When I blog about things at work, it’s normally stuff that’s already been done. Completed tasks. In the past, as it were. This is some discussion about things that haven’t been decided, and reflects only my thoughts, and I’m not terribly important, so don’t read any more into this than you would the mumbling drunk at the bus-stop.
We’re looking into rolling out some kind of blogging at work. One blog per student, one blog per member of staff, one group blog per module in a degree, one group blog per department, one group blog per some-people-who-want-a-group-blog and so on. That kind of thing.

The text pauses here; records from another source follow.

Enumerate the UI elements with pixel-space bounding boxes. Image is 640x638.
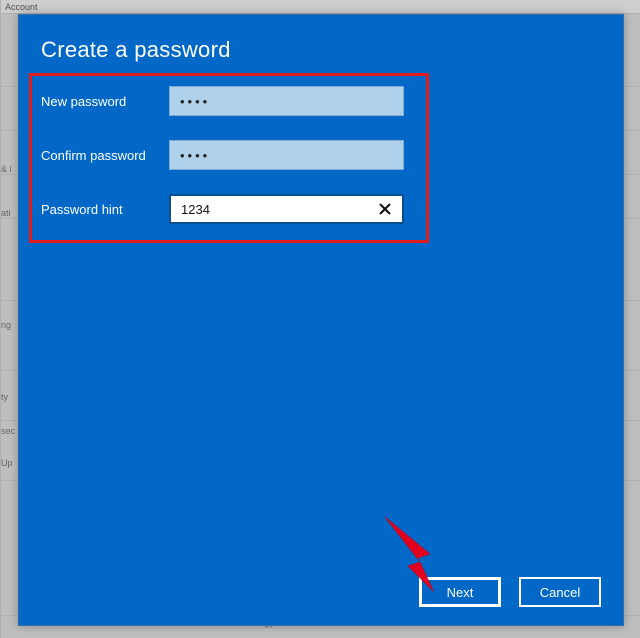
row-new-password: New password — [41, 85, 404, 117]
new-password-input[interactable] — [170, 87, 403, 115]
password-hint-input[interactable] — [171, 196, 402, 222]
confirm-password-field-wrap — [169, 140, 404, 170]
confirm-password-input[interactable] — [170, 141, 403, 169]
next-button[interactable]: Next — [419, 577, 501, 607]
dialog-actions: Next Cancel — [419, 577, 601, 607]
row-confirm-password: Confirm password — [41, 139, 404, 171]
confirm-password-label: Confirm password — [41, 148, 169, 163]
dialog-title: Create a password — [41, 37, 231, 63]
password-hint-label: Password hint — [41, 202, 169, 217]
cancel-button[interactable]: Cancel — [519, 577, 601, 607]
new-password-field-wrap — [169, 86, 404, 116]
password-hint-field-wrap — [169, 194, 404, 224]
clear-icon[interactable] — [374, 196, 396, 222]
new-password-label: New password — [41, 94, 169, 109]
row-password-hint: Password hint — [41, 193, 404, 225]
create-password-dialog: Create a password New password Confirm p… — [18, 14, 624, 626]
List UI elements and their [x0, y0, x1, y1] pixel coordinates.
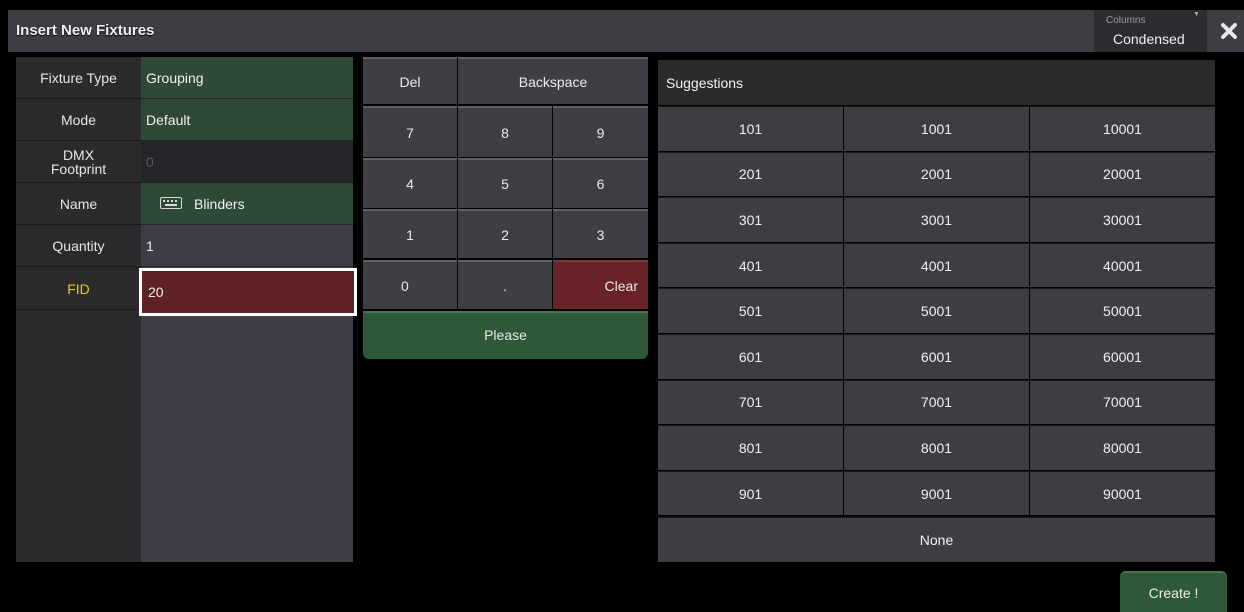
- please-button[interactable]: Please: [363, 311, 648, 359]
- suggestion-cell[interactable]: 60001: [1030, 334, 1215, 379]
- clear-key[interactable]: Clear: [553, 260, 648, 309]
- key-0[interactable]: 0: [363, 260, 457, 309]
- name-label: Name: [16, 183, 141, 225]
- suggestion-cell[interactable]: 4001: [844, 242, 1029, 288]
- name-value: Blinders: [194, 195, 245, 212]
- dropdown-arrow-icon: ▼: [1193, 11, 1200, 18]
- close-icon: [1221, 23, 1237, 39]
- key-3[interactable]: 3: [553, 209, 648, 258]
- key-7[interactable]: 7: [363, 106, 457, 157]
- dmx-footprint-label: DMX Footprint: [16, 141, 141, 183]
- backspace-key[interactable]: Backspace: [458, 57, 648, 104]
- quantity-label: Quantity: [16, 225, 141, 267]
- suggestion-cell[interactable]: 301: [658, 197, 843, 242]
- suggestion-cell[interactable]: 5001: [844, 288, 1029, 333]
- dmx-footprint-field: 0: [141, 141, 353, 183]
- key-5[interactable]: 5: [458, 158, 552, 208]
- suggestion-cell[interactable]: 7001: [844, 379, 1029, 425]
- mode-label: Mode: [16, 99, 141, 141]
- suggestion-cell[interactable]: 90001: [1030, 470, 1215, 516]
- suggestion-cell[interactable]: 6001: [844, 334, 1029, 379]
- suggestion-cell[interactable]: 201: [658, 151, 843, 197]
- key-dot[interactable]: .: [458, 260, 552, 309]
- dmx-footprint-label-line2: Footprint: [50, 160, 107, 177]
- create-button[interactable]: Create !: [1120, 571, 1227, 612]
- name-field[interactable]: Blinders: [141, 183, 353, 225]
- key-1[interactable]: 1: [363, 209, 457, 258]
- suggestion-cell[interactable]: 3001: [844, 197, 1029, 242]
- suggestion-cell[interactable]: 20001: [1030, 151, 1215, 197]
- key-8[interactable]: 8: [458, 106, 552, 157]
- columns-value: Condensed: [1113, 31, 1185, 47]
- key-6[interactable]: 6: [553, 158, 648, 208]
- fid-label: FID: [16, 268, 141, 310]
- suggestion-cell[interactable]: 801: [658, 425, 843, 470]
- suggestion-cell[interactable]: 30001: [1030, 197, 1215, 242]
- suggestion-cell[interactable]: 40001: [1030, 242, 1215, 288]
- suggestion-cell[interactable]: 10001: [1030, 106, 1215, 151]
- suggestions-header: Suggestions: [658, 60, 1215, 105]
- fixture-type-label: Fixture Type: [16, 57, 141, 99]
- columns-label: Columns: [1106, 15, 1146, 26]
- key-9[interactable]: 9: [553, 106, 648, 157]
- keyboard-icon[interactable]: [160, 196, 182, 212]
- suggestion-cell[interactable]: 501: [658, 288, 843, 333]
- suggestion-cell[interactable]: 80001: [1030, 425, 1215, 470]
- key-4[interactable]: 4: [363, 158, 457, 208]
- del-key[interactable]: Del: [363, 57, 457, 104]
- title-bar: [8, 10, 1244, 52]
- suggestion-cell[interactable]: 101: [658, 106, 843, 151]
- mode-field[interactable]: Default: [141, 99, 353, 141]
- close-button[interactable]: [1212, 10, 1244, 52]
- suggestion-cell[interactable]: 701: [658, 379, 843, 425]
- quantity-field[interactable]: 1: [141, 225, 353, 267]
- suggestion-cell[interactable]: 9001: [844, 470, 1029, 516]
- suggestion-cell[interactable]: 70001: [1030, 379, 1215, 425]
- suggestion-none[interactable]: None: [658, 517, 1215, 562]
- suggestion-cell[interactable]: 50001: [1030, 288, 1215, 333]
- suggestion-cell[interactable]: 1001: [844, 106, 1029, 151]
- suggestion-cell[interactable]: 401: [658, 242, 843, 288]
- suggestion-cell[interactable]: 901: [658, 470, 843, 516]
- fid-field[interactable]: 20: [139, 268, 357, 316]
- window-title: Insert New Fixtures: [16, 22, 155, 39]
- fixture-type-field[interactable]: Grouping: [141, 57, 353, 99]
- suggestion-cell[interactable]: 601: [658, 334, 843, 379]
- suggestion-cell[interactable]: 8001: [844, 425, 1029, 470]
- dmx-footprint-label-line1: DMX: [62, 146, 95, 163]
- key-2[interactable]: 2: [458, 209, 552, 258]
- suggestion-cell[interactable]: 2001: [844, 151, 1029, 197]
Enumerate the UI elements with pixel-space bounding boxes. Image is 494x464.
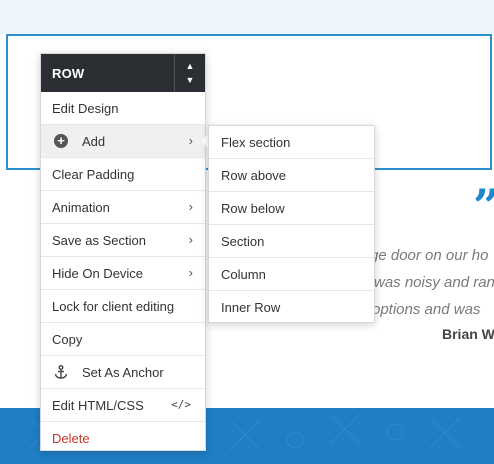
menu-item-label: Add [82,133,106,149]
plus-circle-icon: + [52,134,70,148]
menu-item-label: Hide On Device [52,265,144,281]
row-context-menu: ROW ▲ ▼ Edit Design + Add › Clear Paddin… [40,53,206,451]
caret-up-icon[interactable]: ▲ [186,61,195,71]
menu-item-label: Clear Padding [52,166,135,182]
chevron-right-icon: › [188,133,193,148]
code-icon: </> [171,398,191,411]
menu-item-delete[interactable]: Delete [41,422,205,455]
menu-item-save-as-section[interactable]: Save as Section › [41,224,205,257]
anchor-icon [52,364,70,380]
top-section-band [0,0,494,34]
menu-item-lock-for-client-editing[interactable]: Lock for client editing [41,290,205,323]
menu-item-label: Delete [52,431,90,446]
menu-item-hide-on-device[interactable]: Hide On Device › [41,257,205,290]
menu-item-animation[interactable]: Animation › [41,191,205,224]
menu-item-label: Edit HTML/CSS [52,397,144,413]
submenu-caret [201,134,208,148]
testimonial-author: Brian W [442,326,494,342]
menu-item-label: Animation [52,199,110,215]
submenu-item-flex-section[interactable]: Flex section [209,126,374,159]
menu-item-label: Copy [52,331,83,347]
submenu-item-section[interactable]: Section [209,225,374,258]
chevron-right-icon: › [188,265,193,280]
quote-icon: ” [473,183,494,229]
menu-item-label: Lock for client editing [52,298,175,314]
submenu-item-row-below[interactable]: Row below [209,192,374,225]
caret-down-icon[interactable]: ▼ [186,75,195,85]
menu-item-add[interactable]: + Add › [41,125,205,158]
submenu-item-row-above[interactable]: Row above [209,159,374,192]
menu-item-clear-padding[interactable]: Clear Padding [41,158,205,191]
chevron-right-icon: › [188,199,193,214]
menu-item-copy[interactable]: Copy [41,323,205,356]
move-arrows: ▲ ▼ [174,54,205,92]
submenu-item-inner-row[interactable]: Inner Row [209,291,374,324]
add-submenu: Flex section Row above Row below Section… [208,125,375,323]
menu-item-label: Set As Anchor [82,364,164,380]
menu-header: ROW ▲ ▼ [41,54,205,92]
menu-item-edit-html-css[interactable]: Edit HTML/CSS </> [41,389,205,422]
chevron-right-icon: › [188,232,193,247]
menu-item-label: Edit Design [52,100,119,116]
menu-item-label: Save as Section [52,232,146,248]
menu-item-edit-design[interactable]: Edit Design [41,92,205,125]
menu-item-set-as-anchor[interactable]: Set As Anchor [41,356,205,389]
submenu-item-column[interactable]: Column [209,258,374,291]
menu-title: ROW [52,65,85,81]
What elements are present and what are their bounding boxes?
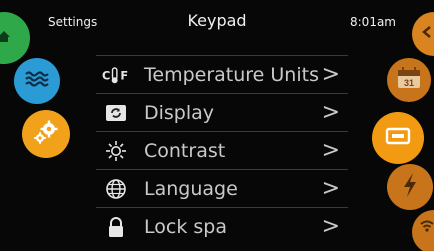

As far as I can tell, there are two primary candidates: WordPress MU and Roller. WordPress MU is the software behind wordpress.com and most people have heard of it. Roller is the open source blog server that drives Sun Microsystem’s blogs.sun.com employee blogging site, [and] IBM DeveloperWorks blogs
.
Some important attributes:
- WordPress MU is PHP
- Roller is Java
- WordPress MU does not appear to support LDAP
- Roller supports LDAP via Acegi
- WordPress MU has good community support and a lot of plugins and themes (via WordPress and wordpress.com)
- Roller looks like a more solid codebase, but has a smaller community and far fewer plugins and themes
I think it would be easy for us to look at the WordPress community and choose it because of that over other alternatives, which we hadn’t given a chance. It would be interesting to know why exactly Warwick chose to implement their own blogging infrastructure as opposed to working with the Roller team, since it appears to be similar in a number of ways.
I’m also biased; we’re a Java shop and I’d hate to see us rule out a Java option if it would be better in the long run, but I’m wary of selecting it just because it is Java. It’s a tough choice to make, and at the moment time is precious so a full evaluation is unlikely, or “for the future”. Any thoughts are warmly welcomed.